Title : A systematic review and meta-analysis on the effect of metformin on glioblastoma multiforme
Abstract:
Glioblastoma multiforme (GBM) is a highly aggressive disease with a poor prognosis for most of the patients. The costs of care can overwhelm these patients at times where work is difficult, so there is a need to evaluate affordable alternatives. There exists a body of literature that has shown that metformin has the potential to act as an anti-neoplastic agent. Here we examined the effects of metformin on GBM in humans, in vivo (experimental animals), and in vitro.
Preferred Reporting Items for Systematic reviews and Meta-Analyses (PRISMA) guidelines were followed to do the review. We calculate the effect size on median overall survival in humans, the hazard ration (HR) on murine overall survival, and the standard mean difference (SMD) for in vitro cell viability. In humans, rodents, and in vitro, totals of 469, 566, and 230 studies were screened respectively. Of these studies, 4,7,8 studies respectively were compatible for the meta-analysis. In humans, data analysis demonstrated an increase in median overall survival for GBM patients up to 18 months compared to controls (p = 0.00197). Pooled data analysis in mouse model suggests an increase in overall survival in mice receiving metformin (p = 0.055). Random-effects model on these same studies also supports this finding (HR [95% CI]: 0.76 [0.39,1.46]). Random-effects model in vitro demonstrated an increase in cell viability upon treatment with metformin (SMD [95% CI]: 3.70 [2.28, 5.12]).

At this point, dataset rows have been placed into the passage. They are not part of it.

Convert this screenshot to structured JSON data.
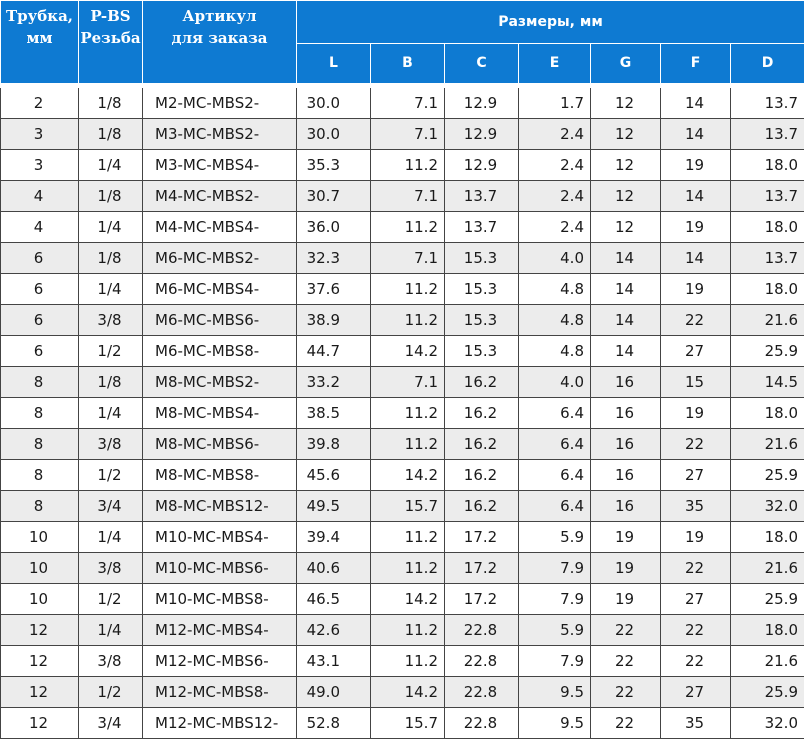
{
  "header": {
    "tube_label": "Трубка, мм",
    "thread_label_line1": "P-BS",
    "thread_label_line2": "Резьба",
    "article_label_line1": "Артикул",
    "article_label_line2": "для заказа",
    "dimensions_label": "Размеры, мм",
    "dims": [
      "L",
      "B",
      "C",
      "E",
      "G",
      "F",
      "D"
    ]
  },
  "rows": [
    [
      "2",
      "1/8",
      "M2-MC-MBS2-",
      "30.0",
      "7.1",
      "12.9",
      "1.7",
      "12",
      "14",
      "13.7"
    ],
    [
      "3",
      "1/8",
      "M3-MC-MBS2-",
      "30.0",
      "7.1",
      "12.9",
      "2.4",
      "12",
      "14",
      "13.7"
    ],
    [
      "3",
      "1/4",
      "M3-MC-MBS4-",
      "35.3",
      "11.2",
      "12.9",
      "2.4",
      "12",
      "19",
      "18.0"
    ],
    [
      "4",
      "1/8",
      "M4-MC-MBS2-",
      "30.7",
      "7.1",
      "13.7",
      "2.4",
      "12",
      "14",
      "13.7"
    ],
    [
      "4",
      "1/4",
      "M4-MC-MBS4-",
      "36.0",
      "11.2",
      "13.7",
      "2.4",
      "12",
      "19",
      "18.0"
    ],
    [
      "6",
      "1/8",
      "M6-MC-MBS2-",
      "32.3",
      "7.1",
      "15.3",
      "4.0",
      "14",
      "14",
      "13.7"
    ],
    [
      "6",
      "1/4",
      "M6-MC-MBS4-",
      "37.6",
      "11.2",
      "15.3",
      "4.8",
      "14",
      "19",
      "18.0"
    ],
    [
      "6",
      "3/8",
      "M6-MC-MBS6-",
      "38.9",
      "11.2",
      "15.3",
      "4.8",
      "14",
      "22",
      "21.6"
    ],
    [
      "6",
      "1/2",
      "M6-MC-MBS8-",
      "44.7",
      "14.2",
      "15.3",
      "4.8",
      "14",
      "27",
      "25.9"
    ],
    [
      "8",
      "1/8",
      "M8-MC-MBS2-",
      "33.2",
      "7.1",
      "16.2",
      "4.0",
      "16",
      "15",
      "14.5"
    ],
    [
      "8",
      "1/4",
      "M8-MC-MBS4-",
      "38.5",
      "11.2",
      "16.2",
      "6.4",
      "16",
      "19",
      "18.0"
    ],
    [
      "8",
      "3/8",
      "M8-MC-MBS6-",
      "39.8",
      "11.2",
      "16.2",
      "6.4",
      "16",
      "22",
      "21.6"
    ],
    [
      "8",
      "1/2",
      "M8-MC-MBS8-",
      "45.6",
      "14.2",
      "16.2",
      "6.4",
      "16",
      "27",
      "25.9"
    ],
    [
      "8",
      "3/4",
      "M8-MC-MBS12-",
      "49.5",
      "15.7",
      "16.2",
      "6.4",
      "16",
      "35",
      "32.0"
    ],
    [
      "10",
      "1/4",
      "M10-MC-MBS4-",
      "39.4",
      "11.2",
      "17.2",
      "5.9",
      "19",
      "19",
      "18.0"
    ],
    [
      "10",
      "3/8",
      "M10-MC-MBS6-",
      "40.6",
      "11.2",
      "17.2",
      "7.9",
      "19",
      "22",
      "21.6"
    ],
    [
      "10",
      "1/2",
      "M10-MC-MBS8-",
      "46.5",
      "14.2",
      "17.2",
      "7.9",
      "19",
      "27",
      "25.9"
    ],
    [
      "12",
      "1/4",
      "M12-MC-MBS4-",
      "42.6",
      "11.2",
      "22.8",
      "5.9",
      "22",
      "22",
      "18.0"
    ],
    [
      "12",
      "3/8",
      "M12-MC-MBS6-",
      "43.1",
      "11.2",
      "22.8",
      "7.9",
      "22",
      "22",
      "21.6"
    ],
    [
      "12",
      "1/2",
      "M12-MC-MBS8-",
      "49.0",
      "14.2",
      "22.8",
      "9.5",
      "22",
      "27",
      "25.9"
    ],
    [
      "12",
      "3/4",
      "M12-MC-MBS12-",
      "52.8",
      "15.7",
      "22.8",
      "9.5",
      "22",
      "35",
      "32.0"
    ]
  ]
}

Overall, our findings support the efficacy of metformin as an anti-neoplastic agent. We anticipate further analyses to find dose-dependent relationships between metformin and the targeted survival outcomes. We will also explore the role of metformin when combined with current therapies such as Temozolomide. We envision metformin to have the potential to become an inexpensive adjuvant to GBM cancer therapy.